We revised introduction as follows.
We attempted to clarify that the presence of autoantibodies is associated with malignancies in patients with IIP on the basis of these previous studies. This is the first study to analyze the association between autoantibodies and malignancies in IIP.
Comment 5
Patients L102-113. Please, insert here the citation of Table 1.
Response
Thank you for your comment.
We insert the citation of Table 1.
Comment 6
Table 1. Characteristics of patients and outcomes. Please add the most important statistical values
Comment 7
Table 2. Prevalence of autoantibodies. Please add the most important r values.
Response
Thank you for your comment.
We added r values in table 1 and 2.
We added the following description in Statistical analyses.
Correlations between the two parameters were evaluated using Spearman's rank correlation coefficient.
Comment 8
Discussion L261-262 In the present study, we demonstrated that positive for any autoantibodies and male were independent risk factors for malignancies in patients with IIPs. I would replace “that positive for any autoantibodies” with “that any autoantibodies positivity”.
Response
Thank you for your comment.
We revised the Discussion as the reviewer suggested.
Comment 9
9) 5. Conclusions L318-322. In the present study, the presence of any autoantibodies, antinuclear and anti-ARS antibodies, and male, were independent risk factors for cancer in IIPs patients. The presence of anti-Ro52 antibody tended to be associated with malignant disease by univariate analysis. Testing for autoantibodies may help the early diagnosis of malignant disease in patients with IIPs. Please, underline the novelty of the study and the clinical implication of the study.
Response
Thank you for your comment.
We underline the novelty of the study and the clinical implication of the study.
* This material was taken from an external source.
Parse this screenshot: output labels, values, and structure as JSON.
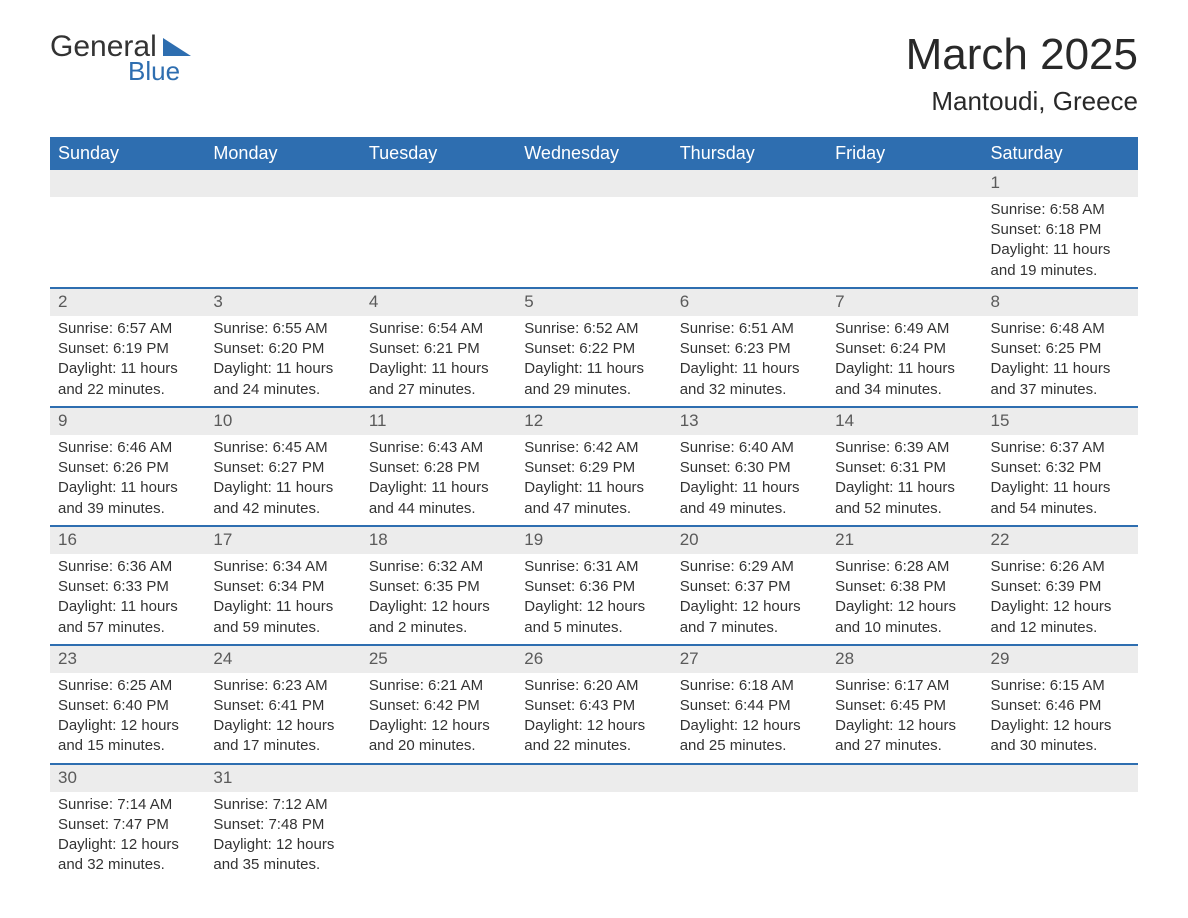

In the present study, the presence of any autoantibodies, antinuclear and anti-ARS antibodies, and male, were independent risk factors for cancer in IIPs patients. The presence of anti-Ro52 antibody tended to be associated with malignant disease by univariate analysis. Testing for autoantibodies might help the early diagnosis of malignant disease in patients with IIPs.
Additional revision
We changed the descriptions of “Analyses of serum autoantibodies” in Method (page 3), according to homology check with previous report.
Reviewer 3 Report
In my opinion, the work is extremely useful because it talks about new diagnostic possibilities and helps in defining and identifying early risk factors for malignant disease in patients with idiopathic interstitial pneumonias. The introduction, methods, results and discussion as well as the references are well written. Only one minor correction is needed: the authors should write uniformly the p value, ie., with 3 or 4 decimals, especially in tables. So please decide.
Author Response
Response to Comments
Reviewer 3
Comment
the authors should write uniformly the p value, ie., with 3 or 4 decimals, especially in tables.
Response
Thank you for your comment.
We standardized the p value to 3 decimals.
Additional revision
We changed the descriptions of “Analyses of serum autoantibodies” in Method (page 3), according to homology check with previous report.